Already this is bearing fruit. The University of California has agreed to drop a policy where new staff had to fill in a statement about how they would contribute to diversity on campus. Meanwhile, the Trump administration has cut $400 million in research grants from Columbia University. Trump’s team are linking the cuts to criticism that the institution had not done enough to crack down on antisemitism by allowing pro-Gaza protests. Fearful of what might happen next, Columbia has caved to Trump’s threats and has already agreed to give its campus police more power to arrest student protesters and to replace those running its Middle Eastern studies department.
While there were rumblings about the “liberal elite” running US universities during Trump 1.0, these vague threats mostly came to nothing.
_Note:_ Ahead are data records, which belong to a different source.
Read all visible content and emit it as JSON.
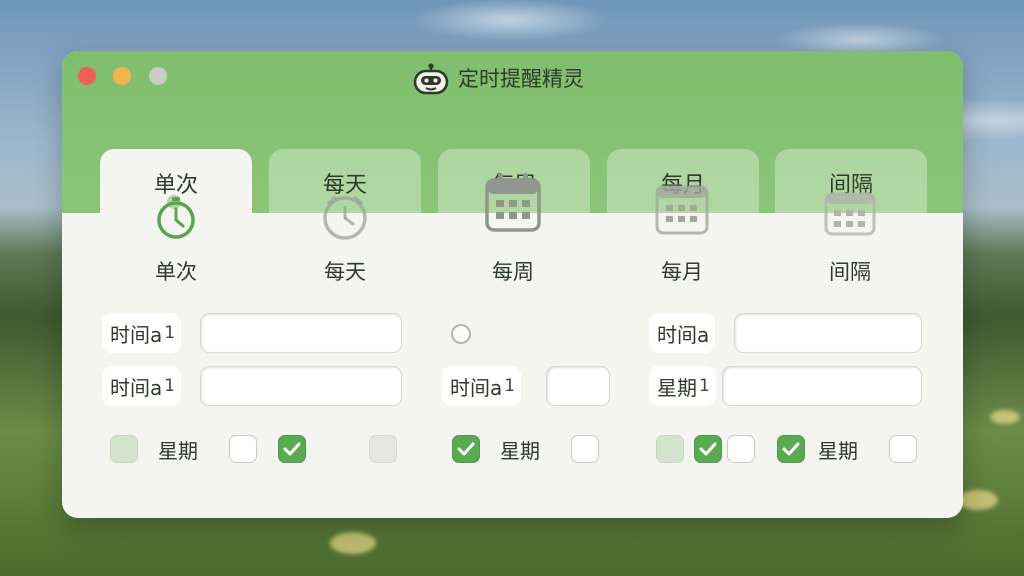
{
  "app": {
    "title": "定时提醒精灵",
    "accent": "#7fbe6c",
    "check_color": "#5aaa52",
    "logo_icon": "robot-icon"
  },
  "tabs": [
    {
      "label": "单次",
      "active": true
    },
    {
      "label": "每天",
      "active": false
    },
    {
      "label": "每周",
      "active": false
    },
    {
      "label": "每月",
      "active": false
    },
    {
      "label": "间隔",
      "active": false
    }
  ],
  "modes": [
    {
      "label": "单次",
      "icon": "stopwatch-icon"
    },
    {
      "label": "每天",
      "icon": "alarm-clock-icon"
    },
    {
      "label": "每周",
      "icon": "calendar-icon"
    },
    {
      "label": "每月",
      "icon": "calendar-month-icon"
    },
    {
      "label": "间隔",
      "icon": "calendar-grid-icon"
    }
  ],
  "form": {
    "left": {
      "row1_label": "时间a",
      "row1_num": "1",
      "row1_value": "",
      "row2_label": "时间a",
      "row2_num": "1",
      "row2_value": ""
    },
    "middle": {
      "row2_label": "时间a",
      "row2_num": "1",
      "row2_value": ""
    },
    "right": {
      "row1_label": "时间a",
      "row1_value": "",
      "row2_label": "星期",
      "row2_num": "1",
      "row2_value": ""
    },
    "weekday_label": "星期"
  }
}
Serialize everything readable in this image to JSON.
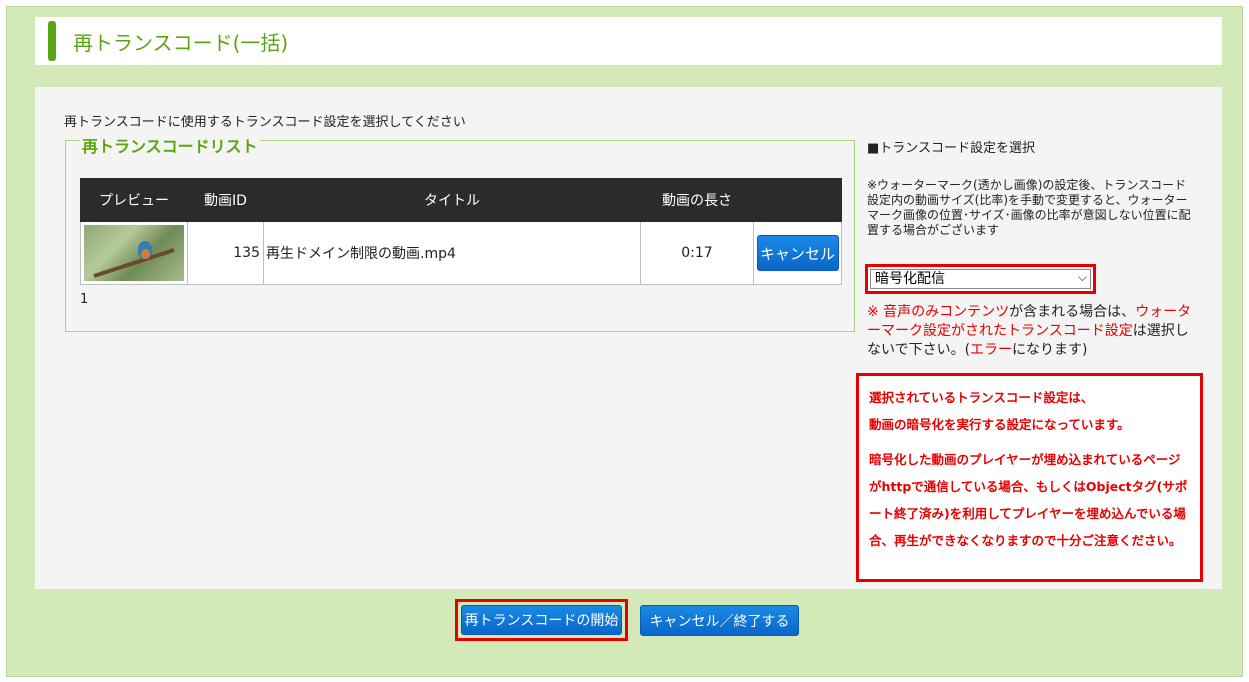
{
  "header": {
    "title": "再トランスコード(一括)"
  },
  "instruction": "再トランスコードに使用するトランスコード設定を選択してください",
  "list": {
    "legend": "再トランスコードリスト",
    "columns": [
      "プレビュー",
      "動画ID",
      "タイトル",
      "動画の長さ",
      ""
    ],
    "rows": [
      {
        "video_id": "135",
        "title": "再生ドメイン制限の動画.mp4",
        "duration": "0:17",
        "cancel_label": "キャンセル"
      }
    ],
    "pager": "1"
  },
  "settings": {
    "heading": "■トランスコード設定を選択",
    "note": "※ウォーターマーク(透かし画像)の設定後、トランスコード設定内の動画サイズ(比率)を手動で変更すると、ウォーターマーク画像の位置･サイズ･画像の比率が意図しない位置に配置する場合がございます",
    "selected": "暗号化配信",
    "audio_note": {
      "p1": "※ 音声のみコンテンツ",
      "p2": "が含まれる場合は、",
      "p3": "ウォーターマーク設定がされたトランスコード設定",
      "p4": "は選択しないで下さい。(",
      "p5": "エラー",
      "p6": "になります)"
    },
    "warning": {
      "line1": "選択されているトランスコード設定は、",
      "line2": "動画の暗号化を実行する設定になっています。",
      "line3": "暗号化した動画のプレイヤーが埋め込まれているページがhttpで通信している場合、もしくはObjectタグ(サポート終了済み)を利用してプレイヤーを埋め込んでいる場合、再生ができなくなりますので十分ご注意ください。"
    }
  },
  "actions": {
    "start_label": "再トランスコードの開始",
    "end_label": "キャンセル／終了する"
  },
  "colors": {
    "accent": "#5aa60f",
    "danger": "#e60000",
    "button": "#0a66c8"
  }
}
This time, though, the attack on the university sector is wholehearted. It partly stems from a belief of Trump’s MAGA (Make America Great Again) Republicans that universities and any critical media are part of a bastion of oppression for those with right-wing values. Such a deep and dangerous attack on US universities and their academic freedom via their research funding has never been attempted with this vigour.
Back in 2021, now vice-president J.D. Vance gave plenty of warning about what might happen next, when he outlined why the Republicans had to take action against “hostile institutions” who control “what we call truth”. Vance said: “If any of us want to do the things that we want to do for our country … we have to honestly and aggressively attack the universities in this country.” That’s clearly what’s happening now.
Amelia Hadfield, head of the department of politics at Surrey University in the UK, said: “Trump is following a long-established autocratic playbook. Dictatorial heads of state including Orbán have for years provided a populist-led model based on a sharp ideological tilt to the right, filleting their state’s reach in terms of social, welfare, and humanitarian and international support whilst repressing anything resembling open debate, let alone criticism.”
Trump has continued his swivel against the liberal media that he began in his first term. He expects uncritical support, otherwise – as The Associated Press (AP) has already experienced – your access to the White House will be removed. Again Orbán had reached this point earlier on, with a plan to get rid of critical media that might get in his way.
While Orbán set the groundwork for creating a pro-rightwing media sphere in Hungary during his first term, the hard work really began when he returned to office in 2010. Orbán set out, with a little help from his friends, to force out, close down or neutralise unfriendly media outlets. International media conglomerates such as Axel Springer sold up and moved out as foreign news outlets were vilified, and government advertising contracts were removed from those that didn’t publish pro-Orbán editorials. Meanwhile, wealthy allies of Orbán bought out significant national and regional media. Suddenly it was possible to find all the same stories with the same angles and headlines in news sources across Hungary, all run by Orbán’s friends.
Orbán and Trump have an awful lot else in common including tough migration programmes and a warm relationship with Russia’s Vladimir Putin. But Trump is moving a lot faster than Orbán did and for those trying to fight back against Trump’s plans to erode media and academic freedoms, one thing they might want at the forefront of their minds is that Orbán has now been in power continuously for 15 years. This is something that Trump might well put on his to-do list, if he can work out how to achieve it.